Green Bay Open 1996-07-21

Round: 4 White: Don Hwang (1773) Black : Doug Younkle (2000)

ECO : C02

1. e4 e6
2. d4 d5
3. e5 c5
4. c3 Nc6
5. Nf3 Qb6
6. Bd3 cxd4
7. cxd4 Bd7

(7... Nxd4 ?? 8.Nxd4 Qxd4 9.Bb5+ The Queen is lost. )

8. 0-0 Nxd4
9. Nxd4 Qxd4
10. Nc3 a6

{ 10... Qxe5 11.Re1 Qd6 12.Nb5 Qb8 ( 12... Bxb5 13.Bxb5+ Kd8 14.Qh5 ! g6 15.Qf3 f6 16.Bf4 e5 17.Rxe5 fxe5 18.Bxe5 Qxe5 19.Qxf8+ Kc7 20.Rc1+ 1-0 Moyer-Kozmarek, corr. 1969. ) 13.Qf3 Bd6 14.Qxd5 Bxh2+ 15.Kh1 Bc6 16.Qg5 Nf6 17.f4 h6 18.Qxg7 Rg8 19.Rxe6+ fxe6 20.Bg6+ Kd8 21.Qxf6+ 1-0 Tal-Nei, USSR 1958. }

11. Re1

{This older move is inferior to 11. Qe2. Black got a slight advantage in McDonald-McKay, Scotland 1988, after 11...Qb6 12. Qe2 (12 Qg4 !?) 12...Ne7 13 Bg5 Nc6 14 Rad1 Be7 15 Bc1 0-0-0 16 a3 f6 17 ef6 gf6 18 b4 =+ } ( 11.Qe2 Ne7 12.Kh1 Nc6 13.f4 Nb4 14.Rd1 Nxd3 15.Rxd3 Qc4 16.b3 Qc7 17.Bb2 Bc6 18.Rc1 Rd8 19.Qf2 Be7 20.Ne2 0-0 21.Nd4 Qd7 22.f5 exf5 23.Rg3 g6 24.Qf4 Rfe8 25.Nxf5 Bf8 26.Bd4 Re6 27.Nh6+ Bxh6 28.Qxh6 Rde8 29.Rf1 Qc7 30.Rh3 f5 31.exf6ep Qf7 32.Qxh7+ {Sveshnikov-Razuvaev, Belgrade 1988. 1-0}

11.... Bb4 ?

( 11... Qb6 12.Qe2 ( 12.Qg4 !? ) Ne7 13.Bg5 Nc6 14.Rad1 Be7 15.Bc1 0-0-0 16.a3 f6 17.exf6 gxf6 18.b4 =+ McDonald-McKay, Scotland 1988.)

12. Be3 Qh4 ?!

( 12... Qxe5 13.Bc5 Qf4 14.Nxd5 +- With a winning advantage. )

13. Bb6 ! Nh6
14. g3 !? Qe7
15. a3 Bc5
16. Bxc5 Qxc5
17. Rc1 Qe7
18. Ne2 Bc6
19. Nd4 Qd7
20. Qh5 ! Rc8
21. g4 !! Ba4 ?
22. g5 Rxc1
23. Rxc1 Nf5
24. Bxf5 g6
25. Bxg6 fxg6
26. Qh3 Ke7
27. Rc3 ! ...

(Supporting the Queen with threats of a rook lift.)

27... Bd1 !?
28. Nxe6 !! Rc8
29. Qxh7+ Kxe6
30. Qxg6+ Ke7

(30...Kxe5?? 31. Qf6+ Ke4 32.Re3#)

31. Qf6+ Ke8
32. Qh8+ Ke7
33. Qxc8

Short and sweet, but unfortunately, the long game just would not die!
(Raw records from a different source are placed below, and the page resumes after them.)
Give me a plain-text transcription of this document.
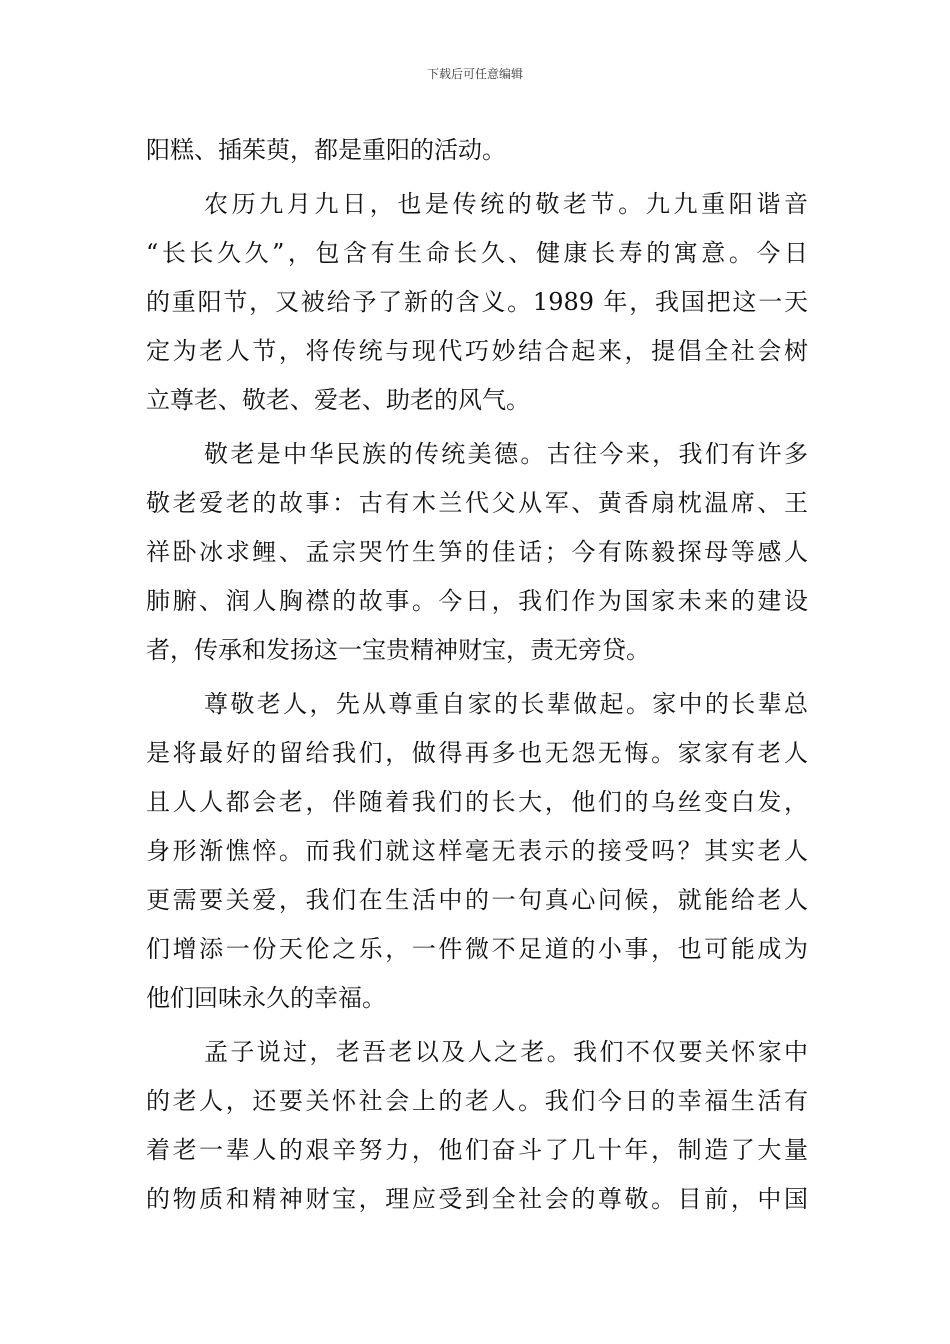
下载后可任意编辑
阳糕、插茱萸，都是重阳的活动。
农历九月九日，也是传统的敬老节。九九重阳谐音
“长长久久”，包含有生命长久、健康长寿的寓意。今日
的重阳节，又被给予了新的含义。1989 年，我国把这一天
定为老人节，将传统与现代巧妙结合起来，提倡全社会树
立尊老、敬老、爱老、助老的风气。
敬老是中华民族的传统美德。古往今来，我们有许多
敬老爱老的故事：古有木兰代父从军、黄香扇枕温席、王
祥卧冰求鲤、孟宗哭竹生笋的佳话；今有陈毅探母等感人
肺腑、润人胸襟的故事。今日，我们作为国家未来的建设
者，传承和发扬这一宝贵精神财宝，责无旁贷。
尊敬老人，先从尊重自家的长辈做起。家中的长辈总
是将最好的留给我们，做得再多也无怨无悔。家家有老人
且人人都会老，伴随着我们的长大，他们的乌丝变白发，
身形渐憔悴。而我们就这样毫无表示的接受吗？其实老人
更需要关爱，我们在生活中的一句真心问候，就能给老人
们增添一份天伦之乐，一件微不足道的小事，也可能成为
他们回味永久的幸福。
孟子说过，老吾老以及人之老。我们不仅要关怀家中
的老人，还要关怀社会上的老人。我们今日的幸福生活有
着老一辈人的艰辛努力，他们奋斗了几十年，制造了大量
的物质和精神财宝，理应受到全社会的尊敬。目前，中国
My last game of the day was against Mike Nietman. It was drawn, but not before 3+ hours had elapsed. This was by far the longest tournament of my chess career! Every opponent I drew, with the notable exception of Doug Younkle, used up prodigious amounts of time. Hopefully, this will be the last tournament in which I will face the terrifying "sitzkrieg!"